After the actions of the Administration and Congressional Democrats, the people in November 2010 historically rebuked the agenda of the President.  However rather than lead as President Clinton did after a similar rebuke by triangulating and moving to the center, President Obama and the Senate Democrats continued on their full scale war on the American people and Republicans in Congress. 

The Senate, under Harry Reid,  along with the usual sycophants in the media, helped create the false meme of a 'do-nothing' 'Republican Congress' as the Senate Democrat leadership has buried nearly three dozen House bills by the Republicans to address the very real problems we have.  They've also failed, for nearly 1,000 days, to pass a federal budget - fighting tooth and nail to continue to spend more than $1.3 trillion dollars than the government brings in - primarily on expanding government via regulation.

George Will writing in today's Washington Post highlights one specific case, although there are likely thousands, where the agenda of this Administration and their drive to use regulations and executive fiat to enact that misguided agenda, result in massive damage to the US in terms of lost jobs, higher costs, and lost business opportunities.
Newsome says the study for deepening Savannah’s harbor was made in 1999. It is 2012, and studies for the environmental impact statement are not finished.
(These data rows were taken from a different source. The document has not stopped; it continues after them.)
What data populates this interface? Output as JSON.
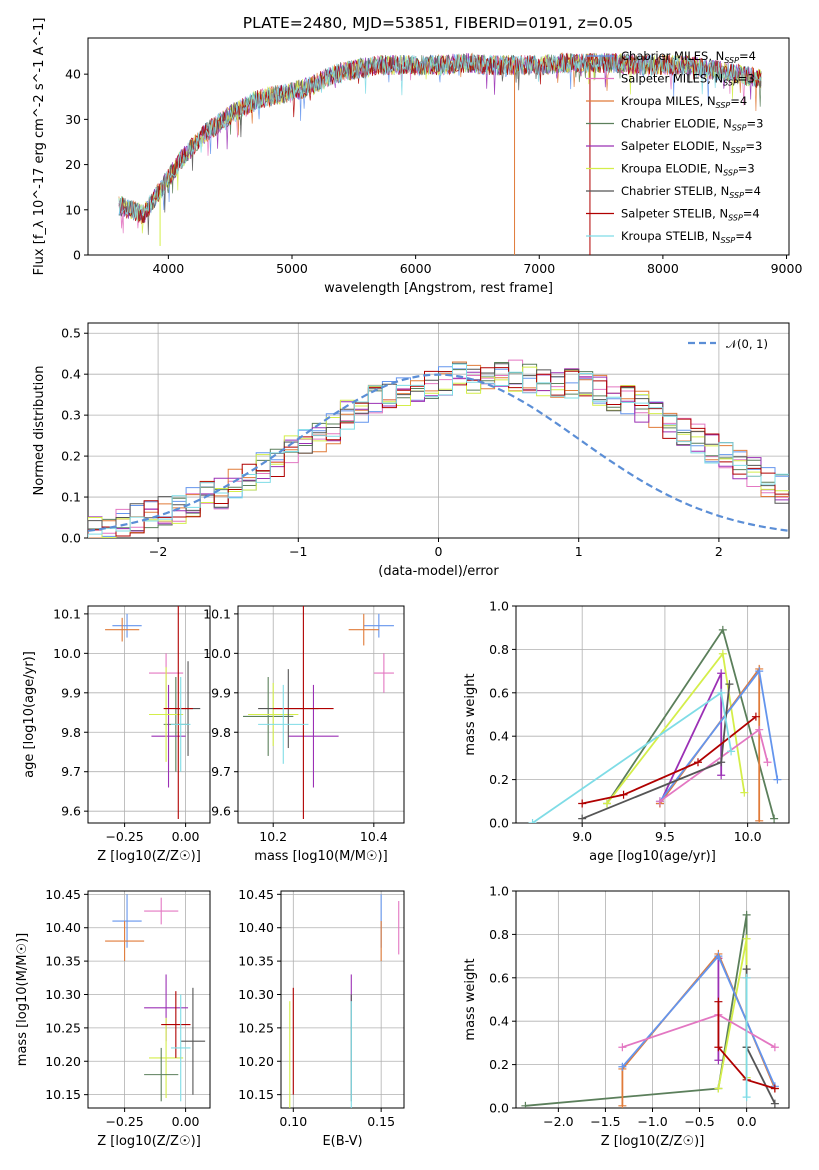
{
  "title": "PLATE=2480, MJD=53851, FIBERID=0191, z=0.05",
  "colors": {
    "Chabrier MILES": "#6495ed",
    "Salpeter MILES": "#e377c2",
    "Kroupa MILES": "#e07b39",
    "Chabrier ELODIE": "#5b7f5b",
    "Salpeter ELODIE": "#9b30b5",
    "Kroupa ELODIE": "#d4ee4a",
    "Chabrier STELIB": "#555555",
    "Salpeter STELIB": "#b00000",
    "Kroupa STELIB": "#7fdce6",
    "gaussian": "#5b8ed6"
  },
  "chart_data": [
    {
      "type": "line",
      "id": "spectrum",
      "xlabel": "wavelength [Angstrom, rest frame]",
      "ylabel": "Flux [f_λ 10^-17 erg cm^-2 s^-1 A^-1]",
      "xlim": [
        3350,
        9020
      ],
      "ylim": [
        0,
        48
      ],
      "xticks": [
        "4000",
        "5000",
        "6000",
        "7000",
        "8000",
        "9000"
      ],
      "yticks": [
        "0",
        "10",
        "20",
        "30",
        "40"
      ],
      "legend": [
        {
          "name": "Chabrier MILES",
          "n_ssp": "4"
        },
        {
          "name": "Salpeter MILES",
          "n_ssp": "3"
        },
        {
          "name": "Kroupa MILES",
          "n_ssp": "4"
        },
        {
          "name": "Chabrier ELODIE",
          "n_ssp": "3"
        },
        {
          "name": "Salpeter ELODIE",
          "n_ssp": "3"
        },
        {
          "name": "Kroupa ELODIE",
          "n_ssp": "3"
        },
        {
          "name": "Chabrier STELIB",
          "n_ssp": "4"
        },
        {
          "name": "Salpeter STELIB",
          "n_ssp": "4"
        },
        {
          "name": "Kroupa STELIB",
          "n_ssp": "4"
        }
      ],
      "legend_placement": "right",
      "continuum": {
        "x": [
          3600,
          3700,
          3800,
          3900,
          4000,
          4100,
          4200,
          4300,
          4400,
          4500,
          4600,
          4700,
          4800,
          4900,
          5000,
          5100,
          5200,
          5300,
          5400,
          5500,
          5600,
          5700,
          5800,
          5900,
          6000,
          6200,
          6400,
          6600,
          6800,
          7000,
          7200,
          7400,
          7600,
          7800,
          8000,
          8200,
          8400,
          8600,
          8800
        ],
        "y": [
          11,
          10,
          9,
          13,
          17,
          21,
          24,
          27,
          29,
          31,
          32.5,
          34,
          35,
          35.5,
          36,
          37,
          38,
          39.5,
          40.5,
          41,
          41.5,
          42,
          42,
          42,
          42,
          42,
          42.5,
          42,
          42,
          42,
          42.5,
          42.5,
          42.5,
          42,
          42,
          42,
          41,
          40,
          39
        ]
      },
      "absorption_dips": [
        {
          "x": 3933,
          "y": 2
        },
        {
          "x": 6800,
          "y": 0
        },
        {
          "x": 7410,
          "y": 0
        }
      ]
    },
    {
      "type": "histogram",
      "id": "residuals",
      "xlabel": "(data-model)/error",
      "ylabel": "Normed distribution",
      "xlim": [
        -2.5,
        2.5
      ],
      "ylim": [
        0,
        0.525
      ],
      "xticks": [
        "−2",
        "−1",
        "0",
        "1",
        "2"
      ],
      "yticks": [
        "0.0",
        "0.1",
        "0.2",
        "0.3",
        "0.4",
        "0.5"
      ],
      "grid": true,
      "legend_placement": "top-right",
      "gaussian_label": "𝒩(0, 1)",
      "bins": {
        "start": -2.5,
        "width": 0.1
      },
      "envelope": [
        0.02,
        0.03,
        0.04,
        0.045,
        0.055,
        0.065,
        0.075,
        0.085,
        0.1,
        0.11,
        0.13,
        0.15,
        0.17,
        0.19,
        0.21,
        0.23,
        0.25,
        0.27,
        0.3,
        0.32,
        0.34,
        0.35,
        0.36,
        0.37,
        0.38,
        0.385,
        0.39,
        0.39,
        0.395,
        0.395,
        0.395,
        0.39,
        0.385,
        0.38,
        0.375,
        0.37,
        0.36,
        0.35,
        0.34,
        0.32,
        0.3,
        0.28,
        0.26,
        0.24,
        0.22,
        0.2,
        0.18,
        0.16,
        0.14,
        0.12
      ]
    },
    {
      "type": "scatter",
      "id": "age-vs-z",
      "xlabel": "Z [log10(Z/Z☉)]",
      "ylabel": "age [log10(age/yr)]",
      "xlim": [
        -0.4,
        0.1
      ],
      "ylim": [
        9.57,
        10.12
      ],
      "xticks": [
        "−0.25",
        "0.00"
      ],
      "yticks": [
        "9.6",
        "9.7",
        "9.8",
        "9.9",
        "10.0",
        "10.1"
      ],
      "points": [
        {
          "series": "Chabrier MILES",
          "x": -0.24,
          "y": 10.07,
          "xerr": 0.06,
          "yerr": 0.03
        },
        {
          "series": "Kroupa MILES",
          "x": -0.26,
          "y": 10.06,
          "xerr": 0.07,
          "yerr": 0.03
        },
        {
          "series": "Salpeter MILES",
          "x": -0.08,
          "y": 9.95,
          "xerr": 0.07,
          "yerr": 0.05
        },
        {
          "series": "Chabrier ELODIE",
          "x": -0.04,
          "y": 9.82,
          "xerr": 0.05,
          "yerr": 0.12
        },
        {
          "series": "Salpeter ELODIE",
          "x": -0.07,
          "y": 9.79,
          "xerr": 0.07,
          "yerr": 0.13
        },
        {
          "series": "Kroupa ELODIE",
          "x": -0.08,
          "y": 9.845,
          "xerr": 0.07,
          "yerr": 0.12
        },
        {
          "series": "Chabrier STELIB",
          "x": 0.01,
          "y": 9.86,
          "xerr": 0.05,
          "yerr": 0.12
        },
        {
          "series": "Salpeter STELIB",
          "x": -0.03,
          "y": 9.86,
          "xerr": 0.06,
          "yerr": 0.28
        },
        {
          "series": "Kroupa STELIB",
          "x": -0.02,
          "y": 9.82,
          "xerr": 0.04,
          "yerr": 0.12
        }
      ]
    },
    {
      "type": "scatter",
      "id": "age-vs-mass",
      "xlabel": "mass [log10(M/M☉)]",
      "ylabel": "",
      "xlim": [
        10.13,
        10.46
      ],
      "ylim": [
        9.57,
        10.12
      ],
      "xticks": [
        "10.2",
        "10.4"
      ],
      "yticks": [
        "9.6",
        "9.7",
        "9.8",
        "9.9",
        "10.0",
        "10.1"
      ],
      "points": [
        {
          "series": "Chabrier MILES",
          "x": 10.41,
          "y": 10.07,
          "xerr": 0.03,
          "yerr": 0.03
        },
        {
          "series": "Kroupa MILES",
          "x": 10.38,
          "y": 10.06,
          "xerr": 0.03,
          "yerr": 0.04
        },
        {
          "series": "Salpeter MILES",
          "x": 10.42,
          "y": 9.95,
          "xerr": 0.02,
          "yerr": 0.05
        },
        {
          "series": "Chabrier ELODIE",
          "x": 10.19,
          "y": 9.84,
          "xerr": 0.05,
          "yerr": 0.1
        },
        {
          "series": "Salpeter ELODIE",
          "x": 10.28,
          "y": 9.79,
          "xerr": 0.05,
          "yerr": 0.13
        },
        {
          "series": "Kroupa ELODIE",
          "x": 10.2,
          "y": 9.845,
          "xerr": 0.05,
          "yerr": 0.08
        },
        {
          "series": "Chabrier STELIB",
          "x": 10.23,
          "y": 9.86,
          "xerr": 0.06,
          "yerr": 0.1
        },
        {
          "series": "Salpeter STELIB",
          "x": 10.26,
          "y": 9.86,
          "xerr": 0.06,
          "yerr": 0.28
        },
        {
          "series": "Kroupa STELIB",
          "x": 10.22,
          "y": 9.82,
          "xerr": 0.05,
          "yerr": 0.1
        }
      ]
    },
    {
      "type": "line",
      "id": "mass-weight-vs-age",
      "xlabel": "age [log10(age/yr)]",
      "ylabel": "mass weight",
      "xlim": [
        8.6,
        10.25
      ],
      "ylim": [
        0,
        1
      ],
      "xticks": [
        "9.0",
        "9.5",
        "10.0"
      ],
      "yticks": [
        "0.0",
        "0.2",
        "0.4",
        "0.6",
        "0.8",
        "1.0"
      ],
      "grid": true,
      "series": [
        {
          "name": "Chabrier ELODIE",
          "x": [
            9.15,
            9.85,
            10.16
          ],
          "y": [
            0.09,
            0.89,
            0.02
          ]
        },
        {
          "name": "Kroupa ELODIE",
          "x": [
            9.15,
            9.85,
            9.98
          ],
          "y": [
            0.09,
            0.78,
            0.14
          ]
        },
        {
          "name": "Salpeter ELODIE",
          "x": [
            9.47,
            9.84,
            9.84
          ],
          "y": [
            0.09,
            0.69,
            0.22
          ]
        },
        {
          "name": "Kroupa MILES",
          "x": [
            9.47,
            10.07,
            10.07
          ],
          "y": [
            0.09,
            0.71,
            0.01
          ]
        },
        {
          "name": "Chabrier MILES",
          "x": [
            9.47,
            10.07,
            10.18
          ],
          "y": [
            0.1,
            0.7,
            0.2
          ]
        },
        {
          "name": "Salpeter MILES",
          "x": [
            9.47,
            10.07,
            10.12
          ],
          "y": [
            0.1,
            0.43,
            0.28
          ]
        },
        {
          "name": "Chabrier STELIB",
          "x": [
            9.0,
            9.84,
            9.89
          ],
          "y": [
            0.02,
            0.28,
            0.64
          ]
        },
        {
          "name": "Salpeter STELIB",
          "x": [
            9.0,
            9.25,
            9.7,
            10.05
          ],
          "y": [
            0.09,
            0.13,
            0.28,
            0.49
          ]
        },
        {
          "name": "Kroupa STELIB",
          "x": [
            8.7,
            9.84,
            9.9
          ],
          "y": [
            0.0,
            0.6,
            0.33
          ]
        }
      ]
    },
    {
      "type": "scatter",
      "id": "mass-vs-z",
      "xlabel": "Z [log10(Z/Z☉)]",
      "ylabel": "mass [log10(M/M☉)]",
      "xlim": [
        -0.4,
        0.1
      ],
      "ylim": [
        10.13,
        10.455
      ],
      "xticks": [
        "−0.25",
        "0.00"
      ],
      "yticks": [
        "10.15",
        "10.20",
        "10.25",
        "10.30",
        "10.35",
        "10.40",
        "10.45"
      ],
      "points": [
        {
          "series": "Chabrier MILES",
          "x": -0.24,
          "y": 10.41,
          "xerr": 0.06,
          "yerr": 0.04
        },
        {
          "series": "Kroupa MILES",
          "x": -0.25,
          "y": 10.38,
          "xerr": 0.08,
          "yerr": 0.03
        },
        {
          "series": "Salpeter MILES",
          "x": -0.1,
          "y": 10.425,
          "xerr": 0.07,
          "yerr": 0.02
        },
        {
          "series": "Salpeter ELODIE",
          "x": -0.08,
          "y": 10.28,
          "xerr": 0.09,
          "yerr": 0.05
        },
        {
          "series": "Kroupa ELODIE",
          "x": -0.08,
          "y": 10.205,
          "xerr": 0.07,
          "yerr": 0.06
        },
        {
          "series": "Chabrier ELODIE",
          "x": -0.1,
          "y": 10.18,
          "xerr": 0.07,
          "yerr": 0.04
        },
        {
          "series": "Salpeter STELIB",
          "x": -0.04,
          "y": 10.255,
          "xerr": 0.06,
          "yerr": 0.05
        },
        {
          "series": "Chabrier STELIB",
          "x": 0.03,
          "y": 10.23,
          "xerr": 0.05,
          "yerr": 0.08
        },
        {
          "series": "Kroupa STELIB",
          "x": -0.02,
          "y": 10.22,
          "xerr": 0.04,
          "yerr": 0.08
        }
      ]
    },
    {
      "type": "scatter",
      "id": "mass-vs-ebv",
      "xlabel": "E(B-V)",
      "ylabel": "",
      "xlim": [
        0.093,
        0.163
      ],
      "ylim": [
        10.13,
        10.455
      ],
      "xticks": [
        "0.10",
        "0.15"
      ],
      "yticks": [
        "10.15",
        "10.20",
        "10.25",
        "10.30",
        "10.35",
        "10.40",
        "10.45"
      ],
      "points": [
        {
          "series": "Chabrier MILES",
          "x": 0.15,
          "y": 10.41,
          "xerr": 0,
          "yerr": 0.04
        },
        {
          "series": "Kroupa MILES",
          "x": 0.15,
          "y": 10.38,
          "xerr": 0,
          "yerr": 0.03
        },
        {
          "series": "Salpeter MILES",
          "x": 0.16,
          "y": 10.4,
          "xerr": 0,
          "yerr": 0.04
        },
        {
          "series": "Salpeter ELODIE",
          "x": 0.133,
          "y": 10.31,
          "xerr": 0,
          "yerr": 0.02
        },
        {
          "series": "Chabrier STELIB",
          "x": 0.133,
          "y": 10.22,
          "xerr": 0,
          "yerr": 0.08
        },
        {
          "series": "Kroupa STELIB",
          "x": 0.133,
          "y": 10.21,
          "xerr": 0,
          "yerr": 0.08
        },
        {
          "series": "Kroupa ELODIE",
          "x": 0.098,
          "y": 10.21,
          "xerr": 0,
          "yerr": 0.08
        },
        {
          "series": "Salpeter STELIB",
          "x": 0.1,
          "y": 10.23,
          "xerr": 0,
          "yerr": 0.08
        }
      ]
    },
    {
      "type": "line",
      "id": "mass-weight-vs-z",
      "xlabel": "Z [log10(Z/Z☉)]",
      "ylabel": "mass weight",
      "xlim": [
        -2.45,
        0.45
      ],
      "ylim": [
        0,
        1
      ],
      "xticks": [
        "−2.0",
        "−1.5",
        "−1.0",
        "−0.5",
        "0.0"
      ],
      "yticks": [
        "0.0",
        "0.2",
        "0.4",
        "0.6",
        "0.8",
        "1.0"
      ],
      "grid": true,
      "series": [
        {
          "name": "Chabrier ELODIE",
          "x": [
            -2.35,
            -0.3,
            0.0,
            0.0
          ],
          "y": [
            0.01,
            0.09,
            0.89,
            0.28
          ]
        },
        {
          "name": "Kroupa ELODIE",
          "x": [
            -0.3,
            0.0,
            0.0
          ],
          "y": [
            0.09,
            0.78,
            0.14
          ]
        },
        {
          "name": "Salpeter ELODIE",
          "x": [
            -0.3,
            -0.3
          ],
          "y": [
            0.22,
            0.69
          ]
        },
        {
          "name": "Kroupa MILES",
          "x": [
            -1.32,
            -1.32,
            -0.3,
            0.3
          ],
          "y": [
            0.01,
            0.18,
            0.71,
            0.09
          ]
        },
        {
          "name": "Chabrier MILES",
          "x": [
            -1.32,
            -0.3,
            0.3
          ],
          "y": [
            0.19,
            0.7,
            0.1
          ]
        },
        {
          "name": "Salpeter MILES",
          "x": [
            -1.32,
            -0.3,
            0.3
          ],
          "y": [
            0.28,
            0.43,
            0.28
          ]
        },
        {
          "name": "Chabrier STELIB",
          "x": [
            0.0,
            0.0,
            0.3
          ],
          "y": [
            0.64,
            0.28,
            0.02
          ]
        },
        {
          "name": "Salpeter STELIB",
          "x": [
            -0.3,
            -0.3,
            0.0,
            0.3
          ],
          "y": [
            0.49,
            0.28,
            0.13,
            0.09
          ]
        },
        {
          "name": "Kroupa STELIB",
          "x": [
            0.0,
            0.0
          ],
          "y": [
            0.6,
            0.05
          ]
        }
      ]
    }
  ]
}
When they are, the project will take five years to construct. “But before that,” he says laconically, “they’re going to be sued by groups concerned about the environmental impact.” A Newsome axiom — that institutions become risk-averse as they get challenged — is increasingly pertinent as America changes from a nation that celebrated getting things done to a nation that celebrates people and groups who prevent things from being done. . .

The Empire State Building was built in 14 months during the Depression, the Pentagon in 16 in wartime. The aircraft carrier USS Yorktown, which earned 11 battle stars in the Pacific and now is anchored here, was built in less than 17 months, back when America was serious about moving forward. Is it necessary to take eight years — just two years less than it took to build the Panama Canal with yellow fever and without computers — to deepen this harbor five feet?
These are valid questions that American voters have to ask. 

Why has it taken over a decade to rebuild Ground Zero after the terror attacks on 9/11?  Dozens of agencies were involved, each fighting for their own bureaucratic turf and agenda as opposed to focusing on the rebuilding of that ground.  In California, if one wants to open a new restaurant, one has to deal with nearly 30 different agencies and departments in a process that easily take over 18 months - yet in Texas, the same can be accomplished in only 6 weeks with far fewer bureaucratic hurdles to clear.

We're told that we don't have 'death panels' of government bureaucrats deciding life and death issues around healthcare, but then these same government bureaucrats decertify the FDA approval of a drug that prolongs life in many cancer cases because it is very expensive.  Or they decide that 50 is the better age to start regular breast detection mammograms over 40, and that those under 25 shouldn't be tested for cervical cancer - all not based on science but on costs.

We can't drill for oil within the US because of environmental regulations - and the strong left bias against drilling for oil inside the US, but we can spend $2 billion to get Brazil to do it - ignoring that Brazil will have far less reasonable oversight of the process.  The left has the meme that we use too much energy - and to support this meme, they do all they can to reduce the production of domestic energy and support policies to increase the cost of energy - achieving their goal via their policies to reform behavior even as this damages the US economy, costs us jobs, and makes the economic recovery far longer and shallower than it should be.

Sound familiar?  The leftist meme to increase the level of gun controls is being demanded by the supplies of US weaponry to the Mexican Drug Cartels who have murdered nearly 50,000 people in the last 5 years.  The problem with this?  Government bureaucrats, to support the case being presented, developed a program to supply guns to the cartels - creating the very case they are trying to address.  Hundreds of deaths resulted from this program, including 2 Americans, but the government bureaucrats are content to lie to Congress and cover-up their actions. 

The ends justifies the means to the Machiavellian mindset of today's liberal fascists.

This is why the election of 2012, and the defeat of this mindset, is imperative.